Gabriela foi agredida pelo também procurador dentro da própria prefeitura, onde trabalham. A violência foi registrada por outra funcionária e o vídeo, que circula nas redes sociais, mostra o homem dando chutes e socos contra a colega de trabalho, que ficou com o rosto ensanguentado.

Ele foi preso no dia 23 de junho. Ele terá de responder por tentativa de feminicídio.

Investigações administrativas para apurar casos de conduta que contradizem a igualdade de gênero são recentes. Conforme explicou o secretário Fernando José da Costa ao portal G1, apenas em 2021 se criou uma lei para punir a discriminação contra mulheres, que foi sancionada apenas em março de 2022.

“A partir de agora, no estado de São Paulo, quem praticar qualquer discriminação contra uma mulher, física ou juridicamente, vai ser punido administrativamente. As denúncias podem ir além da violência doméstica, entra também a discriminação por uma não oportunidade de emprego, melhor salário e ofensa verbal”, afirmou.

Ele acrescentou que a denúncia administrativa pode ser feita por qualquer pessoa, mediante a apresentação de algum registro, como fotos e vídeos.

“Essas medidas também são pedagógicas, pois educam as pessoas a respeitarem as mulheres. Quando dói no bolso as pessoas pensam antes de em praticar ou não uma violência como essa”, explicou.

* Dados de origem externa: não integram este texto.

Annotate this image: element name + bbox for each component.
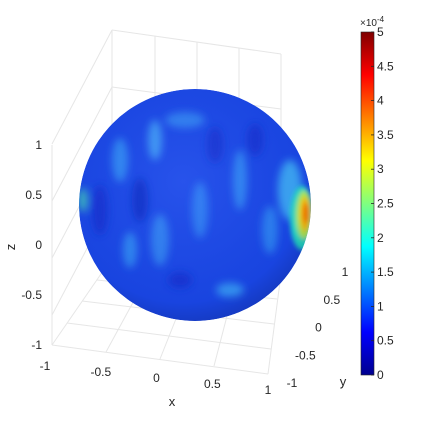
colorbar-exponent-power: -4 — [377, 15, 385, 24]
x-tick-label: -1 — [40, 359, 51, 373]
colorbar-tick-label: 3.5 — [377, 128, 394, 142]
y-tick-label: -1 — [287, 376, 298, 390]
colorbar-exponent: ×10-4 — [360, 15, 385, 29]
x-axis-label: x — [169, 394, 176, 409]
colorbar-tick-label: 1.5 — [377, 265, 394, 279]
z-tick-label: -1 — [31, 338, 42, 352]
y-tick-label: -0.5 — [295, 348, 316, 362]
x-tick-label: 0.5 — [204, 377, 221, 391]
colorbar-tick-label: 2 — [377, 231, 384, 245]
x-tick-label: 0 — [153, 371, 160, 385]
colorbar-tick-label: 2.5 — [377, 197, 394, 211]
x-tick-label: 1 — [265, 383, 272, 397]
y-tick-label: 1 — [342, 265, 349, 279]
z-tick-label: -0.5 — [21, 288, 42, 302]
sphere-surface — [79, 89, 311, 321]
colorbar-tick-label: 0.5 — [377, 334, 394, 348]
colorbar-tick-label: 3 — [377, 162, 384, 176]
z-axis: -1 -0.5 0 0.5 1 — [21, 138, 42, 352]
y-axis: -1 -0.5 00.51 — [287, 265, 349, 390]
colorbar-exponent-base: ×10 — [360, 18, 377, 29]
colorbar-tick-label: 4.5 — [377, 59, 394, 73]
y-tick-label: 0.5 — [323, 293, 340, 307]
z-tick-label: 0 — [35, 238, 42, 252]
z-tick-label: 1 — [35, 138, 42, 152]
colorbar-tick-label: 4 — [377, 94, 384, 108]
colorbar: ×10-4 0 0.5 1 1.5 2 2.5 3 3.5 4 4.5 5 — [360, 15, 394, 382]
z-axis-label: z — [3, 244, 18, 251]
colorbar-ticks: 0 0.5 1 1.5 2 2.5 3 3.5 4 4.5 5 — [371, 25, 394, 382]
z-tick-label: 0.5 — [25, 188, 42, 202]
colorbar-tick-label: 5 — [377, 25, 384, 39]
y-tick-label: 0 — [315, 321, 322, 335]
x-axis: -1 -0.5 0 0.5 1 — [40, 359, 272, 397]
colorbar-tick-label: 1 — [377, 299, 384, 313]
y-axis-label: y — [340, 374, 347, 389]
colorbar-tick-label: 0 — [377, 368, 384, 382]
x-tick-label: -0.5 — [90, 365, 111, 379]
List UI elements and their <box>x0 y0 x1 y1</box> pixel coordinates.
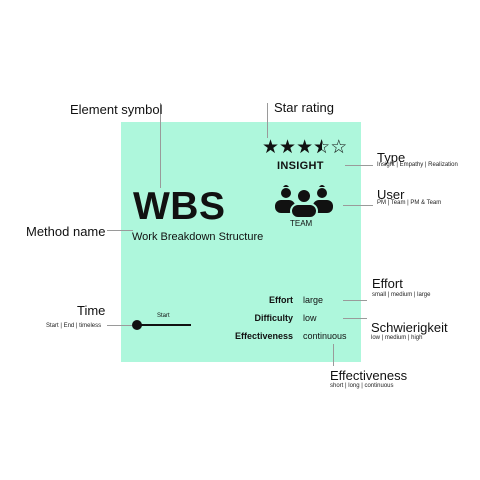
star-half-icon: ☆★ <box>313 137 331 158</box>
leader-time <box>107 325 132 326</box>
leader-difficulty <box>343 318 367 319</box>
method-card <box>121 122 361 362</box>
effort-label: Effort <box>269 295 293 305</box>
difficulty-value: low <box>303 313 317 323</box>
time-track <box>137 324 191 326</box>
effort-value: large <box>303 295 324 305</box>
effectiveness-value: continuous <box>303 331 347 341</box>
type-label: INSIGHT <box>277 160 324 172</box>
callout-difficulty: Schwierigkeit <box>371 320 448 335</box>
callout-user-options: PM | Team | PM & Team <box>377 200 442 206</box>
callout-time: Time <box>77 303 106 318</box>
callout-element-symbol: Element symbol <box>70 102 163 117</box>
leader-element-symbol <box>160 103 161 188</box>
callout-effort-options: small | medium | large <box>372 292 431 298</box>
callout-time-options: Start | End | timeless <box>46 323 102 329</box>
leader-user <box>343 205 373 206</box>
time-marker-dot <box>132 320 142 330</box>
leader-method-name <box>107 230 133 231</box>
star-full-icon: ★ <box>262 137 280 158</box>
callout-user: User <box>377 187 405 202</box>
star-rating: ★★★☆★☆ <box>262 138 347 157</box>
star-full-icon: ★ <box>296 137 314 158</box>
difficulty-label: Difficulty <box>254 313 293 323</box>
leader-star-rating <box>267 103 268 138</box>
callout-type-options: Insight | Empathy | Realization <box>377 162 458 168</box>
callout-effectiveness: Effectiveness <box>330 368 408 383</box>
team-icon <box>275 185 333 218</box>
element-symbol: WBS <box>133 185 226 228</box>
callout-effectiveness-options: short | long | continuous <box>330 383 394 389</box>
callout-effort: Effort <box>372 276 403 291</box>
callout-difficulty-options: low | medium | high <box>371 335 423 341</box>
callout-star-rating: Star rating <box>274 100 334 115</box>
effectiveness-label: Effectiveness <box>234 331 293 341</box>
leader-type <box>345 165 373 166</box>
user-label: TEAM <box>290 219 313 228</box>
leader-effectiveness <box>333 344 334 366</box>
time-start-label: Start <box>157 313 170 319</box>
method-name: Work Breakdown Structure <box>132 231 264 243</box>
star-empty-icon: ☆ <box>330 137 348 158</box>
star-full-icon: ★ <box>279 137 297 158</box>
callout-type: Type <box>377 150 406 165</box>
leader-effort <box>343 300 367 301</box>
callout-method-name: Method name <box>26 224 106 239</box>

Procurador já havia sido afastado

A Prefeitura de Registro, no interior de São Paulo, afirmou que antes de agredir a chefe, o procurador Demétrius Oliveira de Macedo, de 34 anos, tinha pedido exoneração do cargo. Macedo deixou as funções no dia 25 de novembro de 2020 e ficou afastado por pouco mais de sete meses.

De acordo com a administração, o procurador dizia ter dificuldade de relacionamento com a equipe da procuradora Gabriela Samadello Monteiro de Barros, que era sua chefe. Ele também afirmava ter sido vítima de assédio moral da chefe na época, o que ela negou. O procurador só voltou ao trabalho por decisão da Justiça, no dia 28 de junho de 2021.

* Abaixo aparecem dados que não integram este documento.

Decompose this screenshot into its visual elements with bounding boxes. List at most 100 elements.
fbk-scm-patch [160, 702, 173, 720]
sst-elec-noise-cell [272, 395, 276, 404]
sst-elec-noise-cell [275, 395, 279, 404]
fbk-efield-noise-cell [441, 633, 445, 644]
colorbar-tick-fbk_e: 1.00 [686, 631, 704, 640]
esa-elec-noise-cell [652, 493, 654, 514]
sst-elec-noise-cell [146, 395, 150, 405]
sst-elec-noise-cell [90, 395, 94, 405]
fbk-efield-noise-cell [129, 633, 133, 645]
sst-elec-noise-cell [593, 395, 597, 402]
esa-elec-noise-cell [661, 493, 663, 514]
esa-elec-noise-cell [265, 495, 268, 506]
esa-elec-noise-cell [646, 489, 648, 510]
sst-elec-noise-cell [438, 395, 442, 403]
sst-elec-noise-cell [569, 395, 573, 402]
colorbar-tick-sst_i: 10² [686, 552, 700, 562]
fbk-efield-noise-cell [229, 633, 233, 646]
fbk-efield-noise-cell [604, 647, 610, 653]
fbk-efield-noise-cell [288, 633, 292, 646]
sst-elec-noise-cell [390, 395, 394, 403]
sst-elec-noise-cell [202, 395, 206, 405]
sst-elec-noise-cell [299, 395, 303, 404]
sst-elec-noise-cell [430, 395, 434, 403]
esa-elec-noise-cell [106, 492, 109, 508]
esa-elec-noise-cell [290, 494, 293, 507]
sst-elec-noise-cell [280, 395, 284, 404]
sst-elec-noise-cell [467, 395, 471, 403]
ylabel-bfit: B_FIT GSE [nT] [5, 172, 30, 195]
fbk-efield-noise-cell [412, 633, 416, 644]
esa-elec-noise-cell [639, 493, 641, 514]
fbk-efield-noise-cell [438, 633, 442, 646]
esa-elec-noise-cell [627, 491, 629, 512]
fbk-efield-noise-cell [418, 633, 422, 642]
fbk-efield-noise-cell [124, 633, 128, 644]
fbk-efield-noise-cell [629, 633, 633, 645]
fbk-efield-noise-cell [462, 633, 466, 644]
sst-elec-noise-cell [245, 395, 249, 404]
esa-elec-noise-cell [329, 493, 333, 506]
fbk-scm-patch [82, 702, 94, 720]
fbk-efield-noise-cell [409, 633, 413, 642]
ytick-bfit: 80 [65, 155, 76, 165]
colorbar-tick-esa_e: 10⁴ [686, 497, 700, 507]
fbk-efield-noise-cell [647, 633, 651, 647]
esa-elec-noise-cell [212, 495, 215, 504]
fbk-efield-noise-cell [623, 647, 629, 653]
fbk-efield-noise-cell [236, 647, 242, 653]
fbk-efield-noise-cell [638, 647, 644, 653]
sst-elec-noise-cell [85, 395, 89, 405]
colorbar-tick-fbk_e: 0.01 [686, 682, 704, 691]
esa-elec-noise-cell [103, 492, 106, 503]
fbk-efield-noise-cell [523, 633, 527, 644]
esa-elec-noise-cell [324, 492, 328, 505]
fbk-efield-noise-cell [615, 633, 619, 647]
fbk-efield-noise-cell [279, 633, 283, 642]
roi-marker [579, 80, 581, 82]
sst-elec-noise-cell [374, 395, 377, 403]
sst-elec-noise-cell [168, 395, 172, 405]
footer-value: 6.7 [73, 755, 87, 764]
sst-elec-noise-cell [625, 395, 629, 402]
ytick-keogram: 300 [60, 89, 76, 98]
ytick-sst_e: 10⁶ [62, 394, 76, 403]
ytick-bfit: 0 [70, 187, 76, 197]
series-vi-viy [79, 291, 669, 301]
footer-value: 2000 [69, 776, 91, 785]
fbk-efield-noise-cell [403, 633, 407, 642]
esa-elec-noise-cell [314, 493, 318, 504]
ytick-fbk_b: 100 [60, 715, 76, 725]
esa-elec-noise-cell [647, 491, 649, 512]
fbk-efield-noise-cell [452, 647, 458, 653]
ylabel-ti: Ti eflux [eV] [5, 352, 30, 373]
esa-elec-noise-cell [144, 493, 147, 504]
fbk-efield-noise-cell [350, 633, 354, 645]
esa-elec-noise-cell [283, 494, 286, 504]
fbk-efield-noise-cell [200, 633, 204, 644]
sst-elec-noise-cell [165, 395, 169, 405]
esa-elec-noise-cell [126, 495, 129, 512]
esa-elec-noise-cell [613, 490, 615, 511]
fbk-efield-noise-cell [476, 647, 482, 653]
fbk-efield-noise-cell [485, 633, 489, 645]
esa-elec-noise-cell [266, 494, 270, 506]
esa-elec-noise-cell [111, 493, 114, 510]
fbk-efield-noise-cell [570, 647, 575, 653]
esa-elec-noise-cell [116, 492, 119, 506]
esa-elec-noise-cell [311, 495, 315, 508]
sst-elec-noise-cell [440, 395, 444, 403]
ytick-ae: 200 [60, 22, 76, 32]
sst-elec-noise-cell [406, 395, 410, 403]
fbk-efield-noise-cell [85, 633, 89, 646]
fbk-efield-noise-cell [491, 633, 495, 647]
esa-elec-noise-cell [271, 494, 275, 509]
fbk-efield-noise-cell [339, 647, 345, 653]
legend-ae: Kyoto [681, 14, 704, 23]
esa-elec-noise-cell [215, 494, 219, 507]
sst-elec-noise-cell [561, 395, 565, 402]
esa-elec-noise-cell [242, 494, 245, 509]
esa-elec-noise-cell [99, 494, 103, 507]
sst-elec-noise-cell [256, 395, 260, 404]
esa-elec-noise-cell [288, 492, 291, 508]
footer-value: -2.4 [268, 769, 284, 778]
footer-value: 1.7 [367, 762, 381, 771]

Demétrius seguiu no cargo até segunda-feira (20), quando espancou Gabriela. Na terça (21), a Prefeitura de Registro comunicou no Diário Oficial a suspensão preventiva de Macedo. Ele foi preso na quinta-feira (23) e no dia seguinte passou por uma audiência de custódia. Em nota, o Tribunal de Justiça de São Paulo (TJ-SP) argumentou que o Demétrius vai continuar preso porque o juízo não verificou ilegalidade no cumprimento do mandado de prisão do acusado.